Мы дошли до края сада, и я быстро зашагал через лужайку, оторвавшись от Левкина. Солнце высушило росу. Черви исчезли. Я был взбудоражен, оживлен. Мне хотелось обдумать все, что случилось со мной. Хотя, конечно, это не мое дело. Я не принадлежу этому месту, я скоро уеду, может быть, даже сегодня… И тут я вспомнил о Флоре. Посмотрел на часы — и не поверил своим глазам. Было уже больше десяти утра. Я рванул к дому.
До меня внезапно дошло, что я попросту забыл о встрече с девочкой. Не понимаю, как я мог! Ложась вчера в постель, я был так полон ею, что не способен был думать ни о чем другом. Однако таинственная ночная сцена, сумасшедшая принцесса и виноватая болтовня Левкина настолько приковали и поглотили мои мысли, что самое главное совсем вылетело из головы. Я вбежал в дом.
Флора жила в моей старой комнате. Грохоча по ступенькам, сотрясая весь дом, я бросился туда. Конечно же, она все еще ждет. Я быстро постучал и распахнул дверь.
Маленький письменный столик был аккуратно накрыт к завтраку.

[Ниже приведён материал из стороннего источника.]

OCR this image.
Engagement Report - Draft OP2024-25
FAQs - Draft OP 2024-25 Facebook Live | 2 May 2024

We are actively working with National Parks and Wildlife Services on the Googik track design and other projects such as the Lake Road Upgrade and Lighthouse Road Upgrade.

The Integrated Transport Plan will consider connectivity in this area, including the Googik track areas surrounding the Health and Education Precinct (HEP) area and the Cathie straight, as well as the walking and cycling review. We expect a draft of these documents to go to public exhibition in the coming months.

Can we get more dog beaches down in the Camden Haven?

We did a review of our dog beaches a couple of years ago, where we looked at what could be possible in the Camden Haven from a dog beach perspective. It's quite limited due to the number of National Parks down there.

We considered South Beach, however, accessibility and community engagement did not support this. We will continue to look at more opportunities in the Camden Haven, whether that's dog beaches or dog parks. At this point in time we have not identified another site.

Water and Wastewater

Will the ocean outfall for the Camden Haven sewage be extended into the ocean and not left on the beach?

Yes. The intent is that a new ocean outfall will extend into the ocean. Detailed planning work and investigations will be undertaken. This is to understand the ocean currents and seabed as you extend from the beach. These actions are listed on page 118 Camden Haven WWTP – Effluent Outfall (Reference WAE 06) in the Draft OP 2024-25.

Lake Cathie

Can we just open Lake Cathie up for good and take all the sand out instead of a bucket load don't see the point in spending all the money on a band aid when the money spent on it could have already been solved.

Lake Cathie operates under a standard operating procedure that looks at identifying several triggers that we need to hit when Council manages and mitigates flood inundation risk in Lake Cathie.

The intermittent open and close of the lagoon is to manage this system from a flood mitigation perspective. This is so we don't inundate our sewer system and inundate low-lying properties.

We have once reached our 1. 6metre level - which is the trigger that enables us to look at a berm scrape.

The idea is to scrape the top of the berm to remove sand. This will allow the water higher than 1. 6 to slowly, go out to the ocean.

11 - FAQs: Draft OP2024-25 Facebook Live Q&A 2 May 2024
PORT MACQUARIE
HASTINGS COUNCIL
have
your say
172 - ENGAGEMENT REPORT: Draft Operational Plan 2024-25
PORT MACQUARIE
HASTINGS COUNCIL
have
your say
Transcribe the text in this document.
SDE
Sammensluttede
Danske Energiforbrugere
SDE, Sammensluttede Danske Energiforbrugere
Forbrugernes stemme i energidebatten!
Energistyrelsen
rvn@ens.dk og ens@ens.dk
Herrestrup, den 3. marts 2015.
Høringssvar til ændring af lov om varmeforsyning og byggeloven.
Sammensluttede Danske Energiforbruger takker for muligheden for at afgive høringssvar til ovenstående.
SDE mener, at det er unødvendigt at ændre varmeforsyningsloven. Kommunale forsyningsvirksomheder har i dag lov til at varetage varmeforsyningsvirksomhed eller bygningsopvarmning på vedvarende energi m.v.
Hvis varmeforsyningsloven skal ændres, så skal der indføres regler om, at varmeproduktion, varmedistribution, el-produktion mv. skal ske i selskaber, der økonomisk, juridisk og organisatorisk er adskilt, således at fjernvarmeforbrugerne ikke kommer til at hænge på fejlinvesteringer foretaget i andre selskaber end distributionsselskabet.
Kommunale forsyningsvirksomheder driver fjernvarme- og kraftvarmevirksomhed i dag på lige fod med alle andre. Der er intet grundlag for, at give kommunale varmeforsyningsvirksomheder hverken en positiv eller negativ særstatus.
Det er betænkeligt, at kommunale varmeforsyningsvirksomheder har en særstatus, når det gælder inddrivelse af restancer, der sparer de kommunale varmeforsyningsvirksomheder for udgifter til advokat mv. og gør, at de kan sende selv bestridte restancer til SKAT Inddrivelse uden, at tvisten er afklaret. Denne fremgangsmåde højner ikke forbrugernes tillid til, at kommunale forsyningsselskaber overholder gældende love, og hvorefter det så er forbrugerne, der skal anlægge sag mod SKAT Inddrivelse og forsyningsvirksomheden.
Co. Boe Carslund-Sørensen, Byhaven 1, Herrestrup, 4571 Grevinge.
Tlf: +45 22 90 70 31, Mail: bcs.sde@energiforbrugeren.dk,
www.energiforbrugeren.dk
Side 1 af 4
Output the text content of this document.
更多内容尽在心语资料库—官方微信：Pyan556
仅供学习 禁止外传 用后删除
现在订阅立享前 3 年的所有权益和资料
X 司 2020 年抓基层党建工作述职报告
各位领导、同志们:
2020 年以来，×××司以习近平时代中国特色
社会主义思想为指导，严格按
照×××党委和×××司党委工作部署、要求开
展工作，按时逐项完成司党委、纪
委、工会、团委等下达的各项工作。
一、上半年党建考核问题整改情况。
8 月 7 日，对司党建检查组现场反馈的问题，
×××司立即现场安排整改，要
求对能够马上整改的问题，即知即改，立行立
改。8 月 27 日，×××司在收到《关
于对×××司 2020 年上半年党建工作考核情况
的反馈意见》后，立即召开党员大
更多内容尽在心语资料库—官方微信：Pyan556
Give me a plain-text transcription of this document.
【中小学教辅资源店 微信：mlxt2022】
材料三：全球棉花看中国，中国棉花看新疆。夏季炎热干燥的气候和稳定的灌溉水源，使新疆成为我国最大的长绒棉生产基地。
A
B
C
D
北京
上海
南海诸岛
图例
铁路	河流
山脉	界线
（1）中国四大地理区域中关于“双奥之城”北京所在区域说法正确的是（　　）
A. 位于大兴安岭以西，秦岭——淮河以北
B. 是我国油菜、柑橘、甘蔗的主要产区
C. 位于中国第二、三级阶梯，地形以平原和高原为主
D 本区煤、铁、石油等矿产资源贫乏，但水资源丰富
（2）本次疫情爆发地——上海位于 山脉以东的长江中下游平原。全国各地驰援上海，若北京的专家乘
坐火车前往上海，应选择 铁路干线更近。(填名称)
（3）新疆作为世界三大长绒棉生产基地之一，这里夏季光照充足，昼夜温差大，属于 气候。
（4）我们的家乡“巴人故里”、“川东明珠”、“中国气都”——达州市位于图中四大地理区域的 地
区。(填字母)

Две тарелки, несколько ваз с фруктами: яблоки, бананы, апельсины, абрикосы. Еще были хлеб, масло, швейцарский вишневый джем и большой кувшин молока. Флора накрыла стол с любовной заботой. Но самой ее не было.
Я медленно вошел. На столе лежала записка: «Я ждала, но ты не пришел. Ф.» Я тяжело опустился на кровать, ужасаясь самому себе.
Почувствовав на себе чей-то взгляд, я поднял голову.
— Ах, Мэгги… она ушла. Говоришь, искала меня повсюду? Автобус, как раз незадолго до десяти, ну конечно.
Итальянка смотрела на меня с отстраненным видом слуги-домочадца, с неулыбчивой безликой сдержанностью. Серьезное выражение лица, безликое черное платье, свисающий узел волос — ничто не могло быть дальше от того места, куда меня только что завело воображение. Она шагнула вперед и принялась убирать скромный завтрак Флоры на поднос. Я выскользнул из комнаты.